Hewlett Packard Enterprise (HPE) saw its shares plummet by 20% in premarket trading on Friday after the company revealed that its annual profit outlook would be impacted by recently imposed U.S. tariffs. This setback comes as the AI-server manufacturer navigates an intensely competitive market. New tariff measures introduced by the U.S. government have complicated supply chains. A 25% duty now applies to aluminium and steel imports from Canada and Mexico, with exemptions on certain goods expiring on April 2. Additionally, a cumulative 20% tariff on Chinese imports, enforced incrementally since February, is adding to the challenges faced by corporations.

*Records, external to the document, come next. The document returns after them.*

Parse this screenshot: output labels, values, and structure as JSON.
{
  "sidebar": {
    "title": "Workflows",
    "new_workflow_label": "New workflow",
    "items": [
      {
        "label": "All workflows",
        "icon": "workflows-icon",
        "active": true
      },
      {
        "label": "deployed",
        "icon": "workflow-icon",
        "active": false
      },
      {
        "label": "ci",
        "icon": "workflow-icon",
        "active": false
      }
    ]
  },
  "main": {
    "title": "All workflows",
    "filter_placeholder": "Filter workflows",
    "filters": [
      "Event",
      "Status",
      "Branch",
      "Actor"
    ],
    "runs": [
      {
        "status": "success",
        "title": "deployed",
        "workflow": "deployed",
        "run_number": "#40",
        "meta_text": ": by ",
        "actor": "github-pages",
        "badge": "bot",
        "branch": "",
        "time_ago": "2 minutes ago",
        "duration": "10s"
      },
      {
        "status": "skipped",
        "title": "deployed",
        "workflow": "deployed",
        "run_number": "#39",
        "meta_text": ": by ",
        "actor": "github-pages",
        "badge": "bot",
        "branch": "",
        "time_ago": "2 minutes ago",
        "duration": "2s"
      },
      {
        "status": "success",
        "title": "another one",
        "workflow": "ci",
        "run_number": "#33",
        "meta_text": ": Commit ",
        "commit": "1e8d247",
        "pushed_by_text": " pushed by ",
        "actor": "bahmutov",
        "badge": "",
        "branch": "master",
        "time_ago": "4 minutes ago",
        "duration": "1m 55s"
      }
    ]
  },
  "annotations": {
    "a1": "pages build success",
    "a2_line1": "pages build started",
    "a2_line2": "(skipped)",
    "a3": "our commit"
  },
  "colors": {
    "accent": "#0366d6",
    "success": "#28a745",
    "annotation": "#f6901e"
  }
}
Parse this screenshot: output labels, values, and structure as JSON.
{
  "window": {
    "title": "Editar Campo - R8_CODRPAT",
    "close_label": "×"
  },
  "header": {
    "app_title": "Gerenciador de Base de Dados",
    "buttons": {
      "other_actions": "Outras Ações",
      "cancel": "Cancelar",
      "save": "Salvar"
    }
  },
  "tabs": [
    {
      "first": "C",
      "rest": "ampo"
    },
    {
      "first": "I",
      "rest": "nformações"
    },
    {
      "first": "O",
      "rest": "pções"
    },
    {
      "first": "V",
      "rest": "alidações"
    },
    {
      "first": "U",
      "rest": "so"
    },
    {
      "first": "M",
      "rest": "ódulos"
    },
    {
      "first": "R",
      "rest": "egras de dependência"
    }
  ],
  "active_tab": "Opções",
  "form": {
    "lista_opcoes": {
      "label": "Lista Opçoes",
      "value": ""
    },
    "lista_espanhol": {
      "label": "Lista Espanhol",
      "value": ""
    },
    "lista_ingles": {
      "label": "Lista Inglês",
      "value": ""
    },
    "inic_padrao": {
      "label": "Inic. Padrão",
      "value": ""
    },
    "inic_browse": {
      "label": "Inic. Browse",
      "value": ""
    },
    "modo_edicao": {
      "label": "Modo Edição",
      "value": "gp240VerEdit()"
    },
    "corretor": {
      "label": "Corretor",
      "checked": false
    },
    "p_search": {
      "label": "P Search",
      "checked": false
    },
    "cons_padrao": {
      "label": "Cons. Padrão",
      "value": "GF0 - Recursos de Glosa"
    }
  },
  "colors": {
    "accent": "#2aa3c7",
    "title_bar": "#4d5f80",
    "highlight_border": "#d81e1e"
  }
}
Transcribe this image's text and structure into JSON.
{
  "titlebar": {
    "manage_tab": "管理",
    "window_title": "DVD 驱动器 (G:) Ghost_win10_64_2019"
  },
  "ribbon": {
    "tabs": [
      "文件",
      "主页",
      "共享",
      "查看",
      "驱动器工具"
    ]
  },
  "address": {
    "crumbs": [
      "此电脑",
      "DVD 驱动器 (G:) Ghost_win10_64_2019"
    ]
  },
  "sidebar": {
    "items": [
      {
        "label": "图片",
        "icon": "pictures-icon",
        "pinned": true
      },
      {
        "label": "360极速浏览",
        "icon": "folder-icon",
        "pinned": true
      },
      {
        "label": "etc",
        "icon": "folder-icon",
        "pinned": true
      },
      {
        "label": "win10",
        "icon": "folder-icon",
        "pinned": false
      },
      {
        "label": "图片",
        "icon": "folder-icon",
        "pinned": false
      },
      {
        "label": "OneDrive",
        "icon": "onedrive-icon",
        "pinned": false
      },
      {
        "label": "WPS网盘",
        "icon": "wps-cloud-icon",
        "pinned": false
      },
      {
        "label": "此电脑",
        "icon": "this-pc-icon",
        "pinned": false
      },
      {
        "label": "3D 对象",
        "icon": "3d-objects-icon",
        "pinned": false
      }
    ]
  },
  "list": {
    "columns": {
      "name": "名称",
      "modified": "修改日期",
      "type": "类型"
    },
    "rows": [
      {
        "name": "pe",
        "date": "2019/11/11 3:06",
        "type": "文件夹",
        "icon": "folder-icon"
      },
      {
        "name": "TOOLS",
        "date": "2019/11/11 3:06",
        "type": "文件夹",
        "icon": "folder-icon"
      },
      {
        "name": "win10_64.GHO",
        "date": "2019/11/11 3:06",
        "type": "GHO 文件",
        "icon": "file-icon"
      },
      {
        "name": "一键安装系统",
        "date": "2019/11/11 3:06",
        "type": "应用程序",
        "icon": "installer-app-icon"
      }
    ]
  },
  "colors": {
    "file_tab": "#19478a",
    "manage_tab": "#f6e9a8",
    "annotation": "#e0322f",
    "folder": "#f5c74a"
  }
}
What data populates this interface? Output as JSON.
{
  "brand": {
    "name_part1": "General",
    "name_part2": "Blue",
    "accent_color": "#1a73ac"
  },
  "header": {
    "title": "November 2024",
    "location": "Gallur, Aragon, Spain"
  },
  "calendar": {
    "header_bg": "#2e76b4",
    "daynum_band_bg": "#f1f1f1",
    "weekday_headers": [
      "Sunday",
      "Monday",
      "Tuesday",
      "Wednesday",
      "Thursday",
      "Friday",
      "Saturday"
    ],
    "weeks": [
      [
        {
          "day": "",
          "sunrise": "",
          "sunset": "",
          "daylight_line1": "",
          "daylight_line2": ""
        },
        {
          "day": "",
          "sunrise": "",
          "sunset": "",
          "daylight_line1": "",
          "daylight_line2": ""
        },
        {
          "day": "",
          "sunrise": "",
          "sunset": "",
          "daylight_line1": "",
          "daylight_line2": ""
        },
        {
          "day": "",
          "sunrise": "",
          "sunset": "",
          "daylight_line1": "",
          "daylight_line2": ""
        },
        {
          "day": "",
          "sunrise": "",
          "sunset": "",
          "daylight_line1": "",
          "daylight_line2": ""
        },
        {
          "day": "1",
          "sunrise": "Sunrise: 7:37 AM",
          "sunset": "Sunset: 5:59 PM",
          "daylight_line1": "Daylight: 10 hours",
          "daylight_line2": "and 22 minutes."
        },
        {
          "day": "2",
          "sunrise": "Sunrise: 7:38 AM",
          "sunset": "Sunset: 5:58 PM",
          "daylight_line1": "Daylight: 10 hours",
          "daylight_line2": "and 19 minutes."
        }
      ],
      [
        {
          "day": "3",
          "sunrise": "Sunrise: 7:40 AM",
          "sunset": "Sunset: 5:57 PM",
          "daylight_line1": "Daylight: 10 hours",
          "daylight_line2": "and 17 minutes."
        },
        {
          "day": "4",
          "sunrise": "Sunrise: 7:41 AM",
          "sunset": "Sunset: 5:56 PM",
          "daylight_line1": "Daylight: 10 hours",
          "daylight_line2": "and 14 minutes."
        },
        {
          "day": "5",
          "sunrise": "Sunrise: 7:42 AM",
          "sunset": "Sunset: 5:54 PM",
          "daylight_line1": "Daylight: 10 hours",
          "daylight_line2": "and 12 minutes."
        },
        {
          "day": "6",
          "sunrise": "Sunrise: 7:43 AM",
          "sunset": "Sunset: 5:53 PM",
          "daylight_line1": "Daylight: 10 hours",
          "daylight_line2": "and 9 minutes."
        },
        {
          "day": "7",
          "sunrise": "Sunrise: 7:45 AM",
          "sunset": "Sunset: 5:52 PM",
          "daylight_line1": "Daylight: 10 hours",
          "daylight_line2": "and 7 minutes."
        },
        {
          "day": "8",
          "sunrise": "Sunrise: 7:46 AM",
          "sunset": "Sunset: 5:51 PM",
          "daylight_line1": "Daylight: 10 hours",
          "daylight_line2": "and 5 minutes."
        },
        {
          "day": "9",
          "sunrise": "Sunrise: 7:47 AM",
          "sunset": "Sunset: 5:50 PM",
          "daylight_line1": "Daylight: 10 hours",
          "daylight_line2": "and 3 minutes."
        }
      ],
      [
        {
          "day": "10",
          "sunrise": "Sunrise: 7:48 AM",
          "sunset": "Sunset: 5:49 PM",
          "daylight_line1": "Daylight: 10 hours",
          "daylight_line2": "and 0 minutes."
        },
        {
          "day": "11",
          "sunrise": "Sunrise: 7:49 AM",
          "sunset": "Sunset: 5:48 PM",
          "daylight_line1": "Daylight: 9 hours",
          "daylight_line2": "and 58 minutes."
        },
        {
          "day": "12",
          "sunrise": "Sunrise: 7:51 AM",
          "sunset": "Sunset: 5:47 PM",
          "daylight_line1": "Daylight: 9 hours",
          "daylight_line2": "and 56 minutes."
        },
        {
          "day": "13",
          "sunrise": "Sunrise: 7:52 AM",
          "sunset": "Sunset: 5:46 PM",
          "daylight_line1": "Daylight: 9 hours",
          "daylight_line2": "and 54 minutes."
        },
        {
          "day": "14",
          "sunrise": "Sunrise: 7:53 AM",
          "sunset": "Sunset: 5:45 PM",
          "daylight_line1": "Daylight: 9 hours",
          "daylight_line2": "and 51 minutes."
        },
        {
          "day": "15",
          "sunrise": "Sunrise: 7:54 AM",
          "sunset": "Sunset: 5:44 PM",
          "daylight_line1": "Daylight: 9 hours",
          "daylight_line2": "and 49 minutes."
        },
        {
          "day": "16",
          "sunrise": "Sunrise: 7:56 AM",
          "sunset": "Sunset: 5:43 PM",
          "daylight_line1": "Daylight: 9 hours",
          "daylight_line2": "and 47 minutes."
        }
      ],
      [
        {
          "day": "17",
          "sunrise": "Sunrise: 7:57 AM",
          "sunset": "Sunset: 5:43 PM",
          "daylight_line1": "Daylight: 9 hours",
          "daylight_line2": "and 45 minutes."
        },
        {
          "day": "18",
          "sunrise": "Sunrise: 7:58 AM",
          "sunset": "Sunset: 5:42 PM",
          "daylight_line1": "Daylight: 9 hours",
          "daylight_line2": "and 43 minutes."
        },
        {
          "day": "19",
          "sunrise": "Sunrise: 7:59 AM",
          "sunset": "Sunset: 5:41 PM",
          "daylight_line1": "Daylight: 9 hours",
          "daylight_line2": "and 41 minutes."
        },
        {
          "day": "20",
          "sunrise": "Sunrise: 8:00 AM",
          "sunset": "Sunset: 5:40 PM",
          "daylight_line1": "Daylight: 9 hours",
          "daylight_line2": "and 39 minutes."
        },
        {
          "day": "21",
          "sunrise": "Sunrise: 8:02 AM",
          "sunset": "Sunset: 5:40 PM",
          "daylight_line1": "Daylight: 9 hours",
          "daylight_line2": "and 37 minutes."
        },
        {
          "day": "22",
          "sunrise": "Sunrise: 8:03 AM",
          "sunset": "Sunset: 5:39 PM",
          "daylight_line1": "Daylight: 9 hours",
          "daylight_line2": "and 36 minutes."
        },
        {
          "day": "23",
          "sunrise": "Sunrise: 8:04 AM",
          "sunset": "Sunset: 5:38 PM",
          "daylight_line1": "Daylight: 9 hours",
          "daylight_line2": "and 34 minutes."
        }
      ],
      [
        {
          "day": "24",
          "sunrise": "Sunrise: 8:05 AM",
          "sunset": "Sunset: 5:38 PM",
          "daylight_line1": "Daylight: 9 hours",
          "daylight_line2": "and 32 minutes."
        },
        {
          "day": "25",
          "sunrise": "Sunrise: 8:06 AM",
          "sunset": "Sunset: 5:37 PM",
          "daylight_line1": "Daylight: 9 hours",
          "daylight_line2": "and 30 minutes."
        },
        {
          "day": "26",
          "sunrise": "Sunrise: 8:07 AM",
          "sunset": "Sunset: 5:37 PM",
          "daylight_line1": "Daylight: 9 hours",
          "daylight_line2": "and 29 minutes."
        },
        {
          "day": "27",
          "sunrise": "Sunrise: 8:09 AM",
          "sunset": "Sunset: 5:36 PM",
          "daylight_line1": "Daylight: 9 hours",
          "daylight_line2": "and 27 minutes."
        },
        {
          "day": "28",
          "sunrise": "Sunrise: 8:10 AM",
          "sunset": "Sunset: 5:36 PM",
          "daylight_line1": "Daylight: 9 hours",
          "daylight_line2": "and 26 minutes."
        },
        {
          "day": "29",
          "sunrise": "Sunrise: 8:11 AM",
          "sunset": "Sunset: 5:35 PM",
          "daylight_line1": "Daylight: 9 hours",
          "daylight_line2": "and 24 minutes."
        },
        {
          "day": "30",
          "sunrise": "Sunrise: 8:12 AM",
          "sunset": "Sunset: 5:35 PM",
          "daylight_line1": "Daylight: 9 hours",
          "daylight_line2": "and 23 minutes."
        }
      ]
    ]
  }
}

CFO Marie Myers acknowledged the tariff-related uncertainties and their impact during a post-earnings discussion. “Recent tariff announcements have created uncertainty for our industry, primarily affecting our server business,” Myers stated. In response, the company plans to implement supply chain adjustments and pricing measures to mitigate these effects.
In a bid to control costs amid growing competition from industry rivals such as Dell and Super Micro Computer, HPE also announced workforce reductions. The AI-server market is currently grappling with costly transitions, particularly as companies adopt advanced GPUs to meet rising demand.
Despite these challenges, HPE remains relatively competitively priced compared to its peers, trading at 8.19 times its projected earnings for the next 12 months. This compares with 9.74 times for Dell and 10.71 times for Super Micro Computer. However, if premarket losses persist, HPE stands to lose over $4 billion in market value.